Marc cooked, which he did in the efficient and unself-conscious way of someone who cooked regularly and treated it as a practical task rather than a performance. He had ordered ahead as promised, produce and protein from a place two streets over that delivered within twenty minutes, and by the time they had changed into dry clothes, he was already in the kitchen making decisions.

Maya had come back out in a different shirt and her hair tied back, the slightly different version of herself that she moved into at home, which was warmer and slightly less processed than the public-facing version.

But beneath the soft cotton of her shirt, her skin still felt hypersensitive, almost bruised, as if the ghost of Mike’s hands were still gripping her waist. Every time she shifted on the stool, a dull, heavy ache in her pelvis reminded her of the sheer volume of him she was still carrying inside her.

She sat at the kitchen counter while Marc worked, forcing a lightness into her voice that felt like a mask made of glass. She had to be careful; one wrong movement, one too much laughter, and she feared the "real" Maya, the one who had screamed and begged in the cabin, would shatter through the surface.

"The rain really came down hard by the time we got back," Maya said, her voice steady, though she gripped the edge of the counter a little too tightly.

She forced a small, pleasant smile toward Mike. "I think we caught the worst of it..."

"It’s so much quieter here in the city, isn’t it? It’s a nice change of pace from the woods."

Mike took a seat across the counter, entering the particular mode of someone who was listening and contributing and making himself entirely comfortable in a space that was not his. He sat with a relaxed, predatory ease, his eyes occasionally flicking to Maya with a knowing, dark glint that made her heart hammer against her ribs.

"It is," Mike replied smoothly, his voice casual, though there was an edge of satisfaction in his tone that only Maya could truly decode. "The city has its own kind of rhythm."

"A bit more... controlled. Less wild than the mountains."

"Exactly," Maya chimed in, her eyes darting to Marc, who was humming a low tune as he chopped vegetables.

She felt a sudden, sharp pang of guilt so intense it nearly made her nauseous. "Controlled. That’s the perfect word for it."

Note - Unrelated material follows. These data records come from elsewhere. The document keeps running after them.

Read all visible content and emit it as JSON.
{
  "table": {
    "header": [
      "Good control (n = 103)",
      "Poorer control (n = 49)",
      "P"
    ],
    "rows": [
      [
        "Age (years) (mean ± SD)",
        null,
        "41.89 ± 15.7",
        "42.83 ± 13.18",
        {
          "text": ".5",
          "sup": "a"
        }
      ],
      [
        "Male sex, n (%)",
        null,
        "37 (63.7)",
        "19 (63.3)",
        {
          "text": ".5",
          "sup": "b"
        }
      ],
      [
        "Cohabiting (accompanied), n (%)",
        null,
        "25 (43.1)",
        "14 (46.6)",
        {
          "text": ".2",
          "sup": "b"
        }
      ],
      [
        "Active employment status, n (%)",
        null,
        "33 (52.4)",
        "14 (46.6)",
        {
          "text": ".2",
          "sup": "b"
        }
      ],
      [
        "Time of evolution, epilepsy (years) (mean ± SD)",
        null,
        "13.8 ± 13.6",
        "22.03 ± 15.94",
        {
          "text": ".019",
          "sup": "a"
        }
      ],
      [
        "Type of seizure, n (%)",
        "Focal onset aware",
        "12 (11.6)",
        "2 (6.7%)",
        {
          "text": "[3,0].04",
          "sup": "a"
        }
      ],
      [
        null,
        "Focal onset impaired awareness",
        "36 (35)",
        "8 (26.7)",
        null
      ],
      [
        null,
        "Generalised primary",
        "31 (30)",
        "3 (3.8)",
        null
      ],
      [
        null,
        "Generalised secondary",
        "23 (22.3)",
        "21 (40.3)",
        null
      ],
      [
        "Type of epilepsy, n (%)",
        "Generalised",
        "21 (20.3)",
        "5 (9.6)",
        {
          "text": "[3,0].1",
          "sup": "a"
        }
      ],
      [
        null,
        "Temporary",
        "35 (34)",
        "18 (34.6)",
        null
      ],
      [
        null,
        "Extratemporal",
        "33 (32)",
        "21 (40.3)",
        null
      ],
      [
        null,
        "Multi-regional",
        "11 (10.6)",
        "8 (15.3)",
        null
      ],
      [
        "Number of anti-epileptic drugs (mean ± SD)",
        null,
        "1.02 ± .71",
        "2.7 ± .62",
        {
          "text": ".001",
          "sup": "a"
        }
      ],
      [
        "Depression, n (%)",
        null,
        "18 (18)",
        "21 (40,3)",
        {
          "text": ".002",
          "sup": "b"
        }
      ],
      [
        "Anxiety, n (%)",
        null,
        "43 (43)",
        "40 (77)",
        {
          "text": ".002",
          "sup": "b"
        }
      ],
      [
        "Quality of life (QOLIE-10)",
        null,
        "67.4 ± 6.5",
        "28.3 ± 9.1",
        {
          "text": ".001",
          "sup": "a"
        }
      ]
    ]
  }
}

"You okay, babe?" Marc asked, glancing up from the cutting board, his expression full of genuine, sweet concern. "You seem a little quiet..."

"Did the drive back tire you out?"

Maya felt a bead of sweat prickle at her hairline. She forced a laugh, the sound bright and artificial. "Just a little sleepy, Marc."

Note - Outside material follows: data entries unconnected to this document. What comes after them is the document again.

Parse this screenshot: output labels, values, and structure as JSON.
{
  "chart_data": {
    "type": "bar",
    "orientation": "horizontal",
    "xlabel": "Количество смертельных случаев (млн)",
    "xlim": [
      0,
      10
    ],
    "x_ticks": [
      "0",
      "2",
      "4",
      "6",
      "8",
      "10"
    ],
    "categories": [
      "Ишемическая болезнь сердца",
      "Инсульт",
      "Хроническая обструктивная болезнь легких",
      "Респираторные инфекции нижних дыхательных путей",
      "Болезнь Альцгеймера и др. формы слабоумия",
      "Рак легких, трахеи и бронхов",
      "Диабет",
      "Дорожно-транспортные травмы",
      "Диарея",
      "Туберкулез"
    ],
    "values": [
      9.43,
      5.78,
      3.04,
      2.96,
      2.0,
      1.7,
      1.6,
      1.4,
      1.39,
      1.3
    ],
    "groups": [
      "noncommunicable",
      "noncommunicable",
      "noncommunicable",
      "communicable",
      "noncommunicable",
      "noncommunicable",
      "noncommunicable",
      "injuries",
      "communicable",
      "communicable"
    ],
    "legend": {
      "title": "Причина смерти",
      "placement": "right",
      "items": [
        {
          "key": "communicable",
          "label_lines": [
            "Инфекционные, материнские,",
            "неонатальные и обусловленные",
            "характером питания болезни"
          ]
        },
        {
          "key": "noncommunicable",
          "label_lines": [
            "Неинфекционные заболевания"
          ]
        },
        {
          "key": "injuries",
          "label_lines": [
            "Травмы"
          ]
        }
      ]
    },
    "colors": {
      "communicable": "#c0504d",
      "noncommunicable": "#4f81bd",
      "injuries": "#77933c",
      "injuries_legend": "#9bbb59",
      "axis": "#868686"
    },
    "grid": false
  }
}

"The storm was... a lot to take in, but the food smells amazing." Maya giggled. "You’re saving the day as usual."

"Just doing my part," Marc smiled, turning back to the stove.

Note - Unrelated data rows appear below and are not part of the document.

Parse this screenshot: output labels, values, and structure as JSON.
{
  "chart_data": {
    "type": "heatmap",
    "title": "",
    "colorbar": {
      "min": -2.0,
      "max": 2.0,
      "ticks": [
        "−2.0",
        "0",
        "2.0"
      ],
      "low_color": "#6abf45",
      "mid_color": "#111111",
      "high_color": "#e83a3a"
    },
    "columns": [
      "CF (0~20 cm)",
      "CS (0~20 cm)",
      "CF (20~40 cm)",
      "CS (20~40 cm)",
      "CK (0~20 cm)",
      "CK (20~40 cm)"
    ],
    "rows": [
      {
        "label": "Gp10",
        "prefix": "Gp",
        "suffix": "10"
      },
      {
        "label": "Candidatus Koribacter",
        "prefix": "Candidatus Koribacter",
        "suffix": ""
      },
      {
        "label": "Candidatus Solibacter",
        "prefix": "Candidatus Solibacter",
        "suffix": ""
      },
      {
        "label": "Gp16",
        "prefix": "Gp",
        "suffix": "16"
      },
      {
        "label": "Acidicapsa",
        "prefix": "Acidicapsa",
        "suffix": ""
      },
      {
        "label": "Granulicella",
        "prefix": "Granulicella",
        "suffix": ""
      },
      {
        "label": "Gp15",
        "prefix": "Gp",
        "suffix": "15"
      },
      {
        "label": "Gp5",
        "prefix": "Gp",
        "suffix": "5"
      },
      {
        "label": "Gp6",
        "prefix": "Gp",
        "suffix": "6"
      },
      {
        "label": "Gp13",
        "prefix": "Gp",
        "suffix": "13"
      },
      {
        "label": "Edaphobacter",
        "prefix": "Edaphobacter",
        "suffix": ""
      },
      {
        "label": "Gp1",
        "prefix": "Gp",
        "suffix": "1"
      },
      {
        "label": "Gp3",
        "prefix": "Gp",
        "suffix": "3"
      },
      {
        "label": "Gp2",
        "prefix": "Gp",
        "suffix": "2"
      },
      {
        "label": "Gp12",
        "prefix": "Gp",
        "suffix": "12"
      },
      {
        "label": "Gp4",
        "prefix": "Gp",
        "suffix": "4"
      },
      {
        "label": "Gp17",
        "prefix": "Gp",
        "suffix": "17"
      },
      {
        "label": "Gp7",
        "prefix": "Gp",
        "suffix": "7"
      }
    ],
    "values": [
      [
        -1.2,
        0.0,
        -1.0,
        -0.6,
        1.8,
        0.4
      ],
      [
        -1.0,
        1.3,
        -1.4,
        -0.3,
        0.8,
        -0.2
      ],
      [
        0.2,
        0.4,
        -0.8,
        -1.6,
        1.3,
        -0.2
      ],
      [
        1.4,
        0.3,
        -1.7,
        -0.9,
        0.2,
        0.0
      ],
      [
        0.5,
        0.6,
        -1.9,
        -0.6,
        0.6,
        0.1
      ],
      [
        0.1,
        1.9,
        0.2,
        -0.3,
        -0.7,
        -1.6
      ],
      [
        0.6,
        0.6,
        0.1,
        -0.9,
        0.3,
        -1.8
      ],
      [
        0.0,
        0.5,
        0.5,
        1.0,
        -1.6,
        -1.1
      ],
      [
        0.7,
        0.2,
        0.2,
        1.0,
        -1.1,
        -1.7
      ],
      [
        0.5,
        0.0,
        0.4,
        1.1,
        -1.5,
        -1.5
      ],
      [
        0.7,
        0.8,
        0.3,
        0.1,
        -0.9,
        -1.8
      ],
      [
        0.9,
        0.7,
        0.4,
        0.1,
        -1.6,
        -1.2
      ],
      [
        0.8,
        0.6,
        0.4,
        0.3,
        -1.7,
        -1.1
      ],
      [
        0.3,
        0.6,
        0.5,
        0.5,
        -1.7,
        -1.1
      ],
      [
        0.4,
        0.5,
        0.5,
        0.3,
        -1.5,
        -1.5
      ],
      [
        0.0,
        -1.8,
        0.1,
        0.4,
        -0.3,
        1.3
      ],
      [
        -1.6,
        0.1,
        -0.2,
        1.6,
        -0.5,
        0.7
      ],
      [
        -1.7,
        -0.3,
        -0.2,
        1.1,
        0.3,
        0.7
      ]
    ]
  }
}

As the conversation drifted toward the upcoming week and the logistics of their schedules, Maya kept her eyes focused on her glass of water, and watched the ripples. She played the part of the perfect partner, the warm and grounded woman Marc loved, while her mind was a frantic battlefield.

Every time Mike shifted in his seat, she felt a phantom sensation of his weight pressing her into the floor, and every time she swallowed, she could almost taste the salt of the encounter. She was a master of the lie, performing the most difficult role of her life: acting like a woman who hadn’t just been utterly, beautifully broken.

’God... the guilt... it’s much worse than I thought...’

’And why... do I have to keep talking with this brute...?!’

Mike noticed that Maya is trying to act like she was in a vlog to make a good impression. ’Nice try, Maya...’

’The guilt will slowly change you into someone that’ll fell into my arms...’

The clinking of Marc’s knife against the cutting board and the low hum of the refrigerator felt like a rhythmic torture to Maya. To anyone else, she looked like the picture of domestic tranquility, but inside, her mind was a screaming, chaotic mess of contradictions.

’Just keep smiling... Just keep talking,’ she commanded herself, her inner voice a frantic whisper. ’If you look too long at Mike, he’ll see.’